O senador Flávio Bolsonaro (PL), pré-candidato à Presidência da República, voltou a criticar a decisão do ministro Alexandre de Moraes, do Supremo Tribunal Federal, que lhe proibiu de visitar o pai, o ex-presidente Jair Bolsonaro, durante 90 dias. A restrição foi determinada depois que Flávio tornou pública, em suas redes sociais, uma carta escrita por Jair na qual o autoriza a atuar como porta-voz da família na campanha eleitoral.
Em transmissão ao vivo realizada em seu canal no YouTube, o congressista classificou a medida como uma tentativa de interferir no processo eleitoral de 2026. Ele também a qualificou de “desproporcional” e “sem critério” ao afirmar que, em outras ocasiões, cartas semelhantes do ex-chefe do Executivo circularam sem a imposição de sanções judiciais.
“Claramente configura essa tentativa de Alexandre de Moraes interferir nas eleições deste ano.

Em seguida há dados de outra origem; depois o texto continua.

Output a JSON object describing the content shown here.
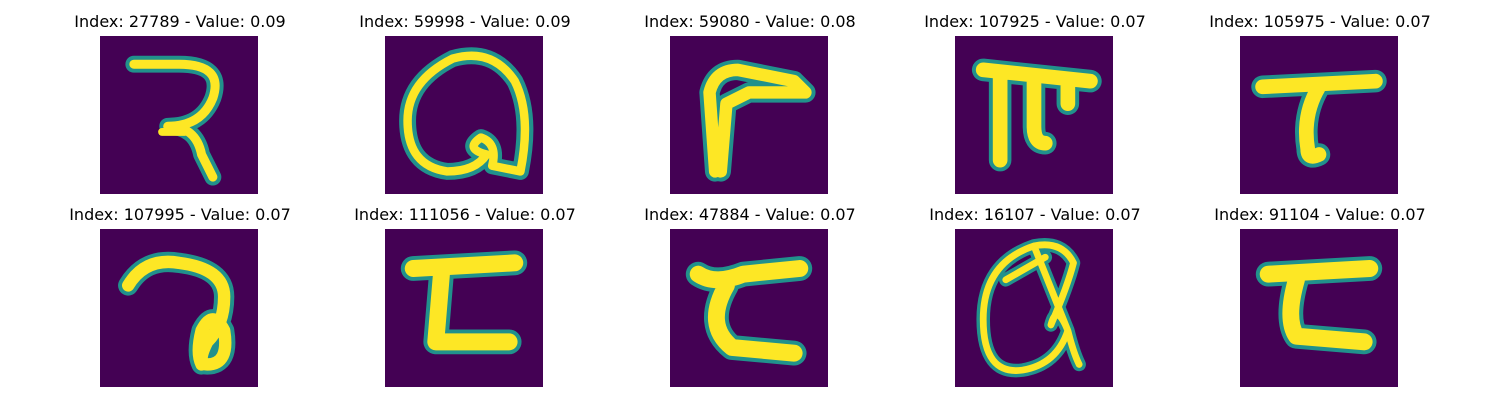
{
  "colors": {
    "background": "#440154",
    "stroke_core": "#fde725",
    "stroke_edge": "#21918c"
  },
  "panels": [
    {
      "title": "Index: 27789 - Value: 0.09",
      "image": "glyph-27789-image"
    },
    {
      "title": "Index: 59998 - Value: 0.09",
      "image": "glyph-59998-image"
    },
    {
      "title": "Index: 59080 - Value: 0.08",
      "image": "glyph-59080-image"
    },
    {
      "title": "Index: 107925 - Value: 0.07",
      "image": "glyph-107925-image"
    },
    {
      "title": "Index: 105975 - Value: 0.07",
      "image": "glyph-105975-image"
    },
    {
      "title": "Index: 107995 - Value: 0.07",
      "image": "glyph-107995-image"
    },
    {
      "title": "Index: 111056 - Value: 0.07",
      "image": "glyph-111056-image"
    },
    {
      "title": "Index: 47884 - Value: 0.07",
      "image": "glyph-47884-image"
    },
    {
      "title": "Index: 16107 - Value: 0.07",
      "image": "glyph-16107-image"
    },
    {
      "title": "Index: 91104 - Value: 0.07",
      "image": "glyph-91104-image"
    }
  ]
}
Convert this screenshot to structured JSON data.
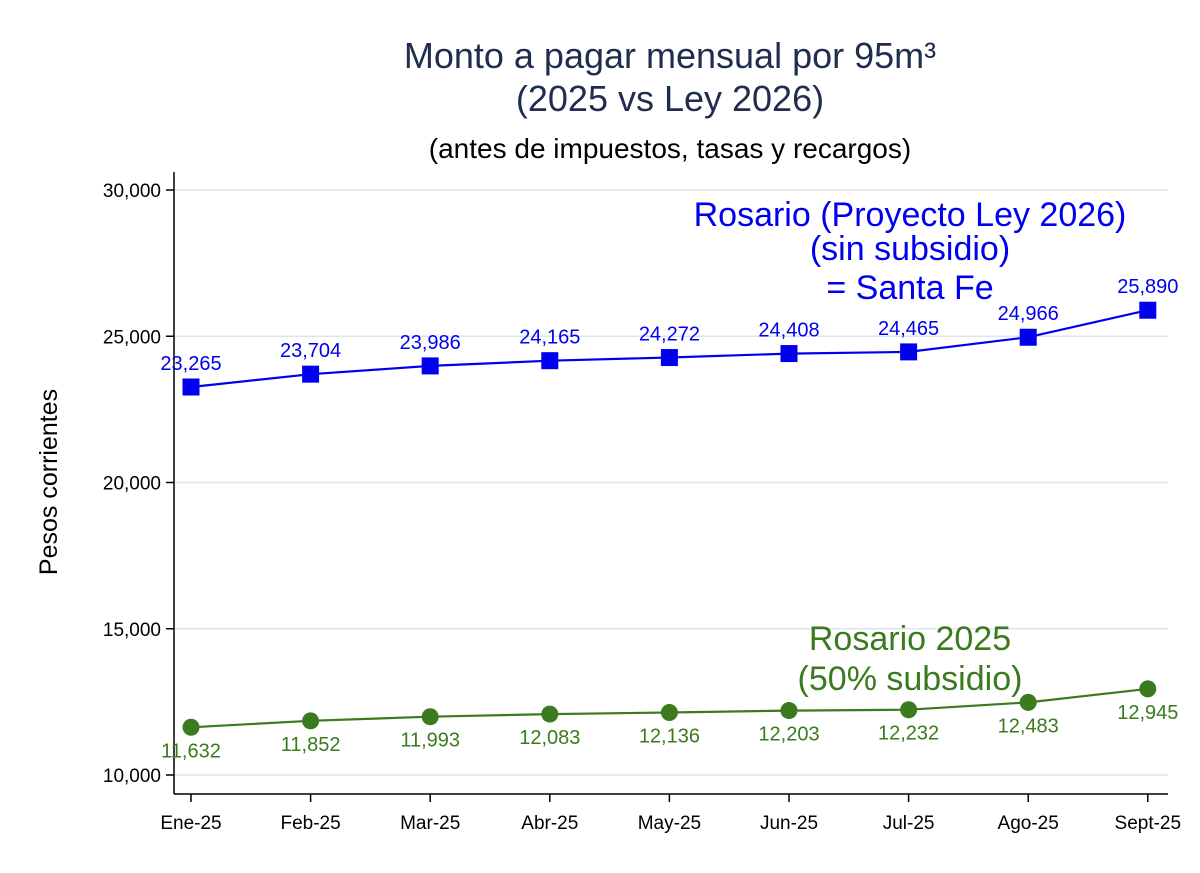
{
  "chart_data": {
    "type": "line",
    "title_lines": [
      "Monto a pagar mensual por 95m³",
      "(2025 vs Ley 2026)"
    ],
    "subtitle": "(antes de impuestos, tasas y recargos)",
    "ylabel": "Pesos corrientes",
    "xlabel": "",
    "ylim": [
      10000,
      30000
    ],
    "yticks": [
      10000,
      15000,
      20000,
      25000,
      30000
    ],
    "ytick_labels": [
      "10,000",
      "15,000",
      "20,000",
      "25,000",
      "30,000"
    ],
    "grid": true,
    "categories": [
      "Ene-25",
      "Feb-25",
      "Mar-25",
      "Abr-25",
      "May-25",
      "Jun-25",
      "Jul-25",
      "Ago-25",
      "Sept-25"
    ],
    "series": [
      {
        "name": "Rosario (Proyecto Ley 2026) (sin subsidio) = Santa Fe",
        "color": "#0000ee",
        "marker": "square",
        "label_position": "above",
        "values": [
          23265,
          23704,
          23986,
          24165,
          24272,
          24408,
          24465,
          24966,
          25890
        ],
        "value_labels": [
          "23,265",
          "23,704",
          "23,986",
          "24,165",
          "24,272",
          "24,408",
          "24,465",
          "24,966",
          "25,890"
        ],
        "annotation_lines": [
          "Rosario (Proyecto Ley 2026)",
          "(sin subsidio)",
          "= Santa Fe"
        ]
      },
      {
        "name": "Rosario 2025 (50% subsidio)",
        "color": "#3b7a1e",
        "marker": "circle",
        "label_position": "below",
        "values": [
          11632,
          11852,
          11993,
          12083,
          12136,
          12203,
          12232,
          12483,
          12945
        ],
        "value_labels": [
          "11,632",
          "11,852",
          "11,993",
          "12,083",
          "12,136",
          "12,203",
          "12,232",
          "12,483",
          "12,945"
        ],
        "annotation_lines": [
          "Rosario 2025",
          "(50% subsidio)"
        ]
      }
    ]
  }
}
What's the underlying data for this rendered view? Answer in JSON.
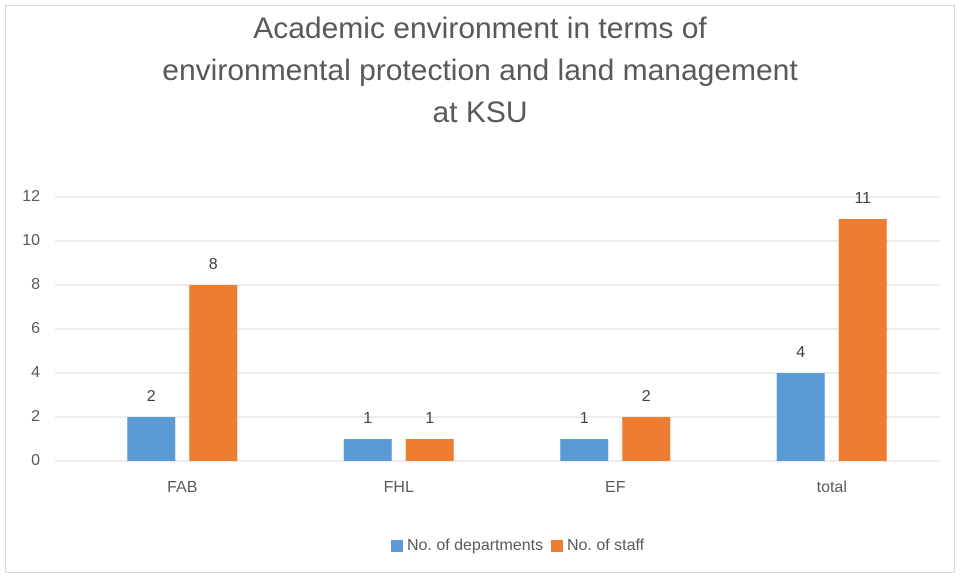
{
  "chart_data": {
    "type": "bar",
    "title": "Academic environment in terms of environmental protection and land management at KSU",
    "categories": [
      "FAB",
      "FHL",
      "EF",
      "total"
    ],
    "series": [
      {
        "name": "No. of departments",
        "color": "#5b9bd5",
        "values": [
          2,
          1,
          1,
          4
        ]
      },
      {
        "name": "No. of staff",
        "color": "#ed7d31",
        "values": [
          8,
          1,
          2,
          11
        ]
      }
    ],
    "ylim": [
      0,
      12
    ],
    "yticks": [
      0,
      2,
      4,
      6,
      8,
      10,
      12
    ],
    "grid": true,
    "legend": "bottom"
  }
}
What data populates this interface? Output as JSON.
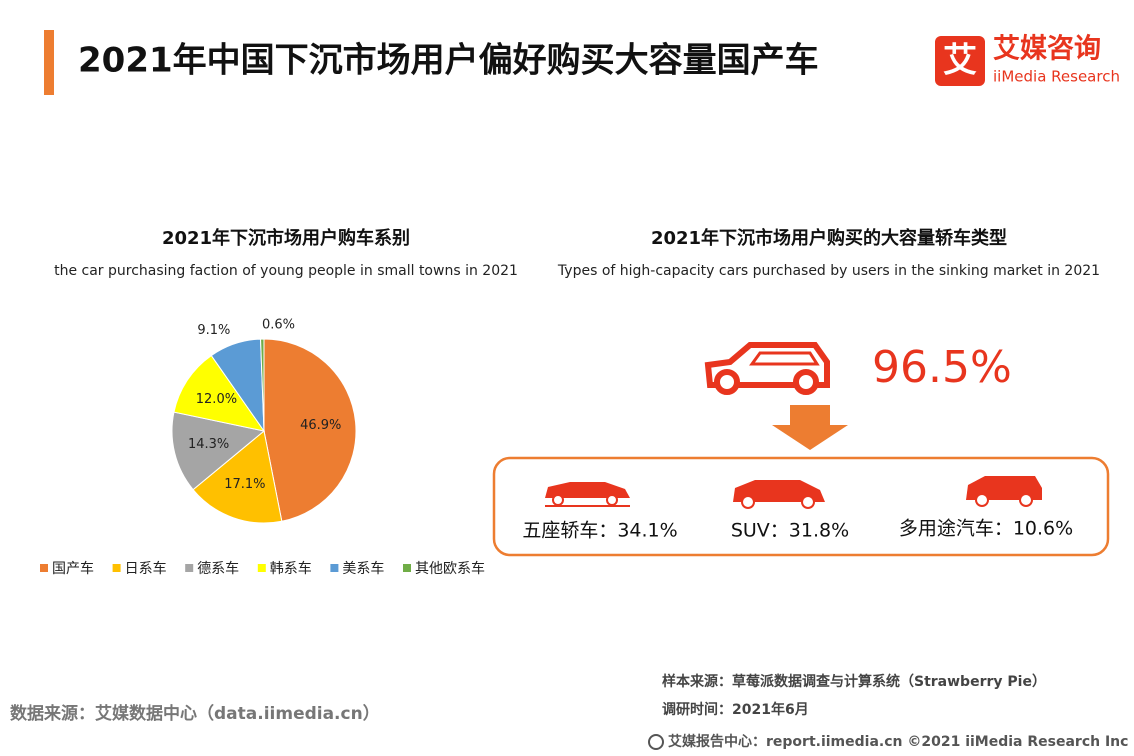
{
  "header": {
    "title": "2021年中国下沉市场用户偏好购买大容量国产车",
    "logo_mark": "艾",
    "logo_name": "艾媒咨询",
    "logo_en": "iiMedia Research"
  },
  "chart_data": {
    "type": "pie",
    "title": "2021年下沉市场用户购车系别",
    "subtitle": "the car purchasing faction of young people in small towns in 2021",
    "categories": [
      "国产车",
      "日系车",
      "德系车",
      "韩系车",
      "美系车",
      "其他欧系车"
    ],
    "values": [
      46.9,
      17.1,
      14.3,
      12.0,
      9.1,
      0.6
    ],
    "value_labels": [
      "46.9%",
      "17.1%",
      "14.3%",
      "12.0%",
      "9.1%",
      "0.6%"
    ],
    "colors": [
      "#ed7d31",
      "#ffc000",
      "#a5a5a5",
      "#ffff00",
      "#5b9bd5",
      "#70ad47"
    ],
    "legend": "bottom"
  },
  "panel": {
    "title": "2021年下沉市场用户购买的大容量轿车类型",
    "subtitle": "Types of high-capacity cars purchased by users in the sinking market in 2021",
    "highlight": "96.5%",
    "items": [
      "五座轿车：34.1%",
      "SUV：31.8%",
      "多用途汽车：10.6%"
    ]
  },
  "footer": {
    "source": "数据来源：艾媒数据中心（data.iimedia.cn）",
    "sample": "样本来源：草莓派数据调查与计算系统（Strawberry Pie）",
    "time": "调研时间：2021年6月",
    "center": "艾媒报告中心：report.iimedia.cn ©2021 iiMedia Research Inc"
  }
}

Não bastando a injustiça cometida por ele com Jair Bolsonaro. É mais um grande sentimento coletivo de injustiça”, afirmou.
O despacho de Moraes atendeu a um pedido da Procuradoria-Geral da República no inquérito que investiga possível violação de medidas cautelares impostas ao ex-presidente. Entre essas restrições, está a proibição de uso de redes sociais, “diretamente ou por intermédio de terceiros”. Para Moraes, ao divulgar a carta, Flávio atuou como intermediário de Jair, descumprindo a ordem judicial.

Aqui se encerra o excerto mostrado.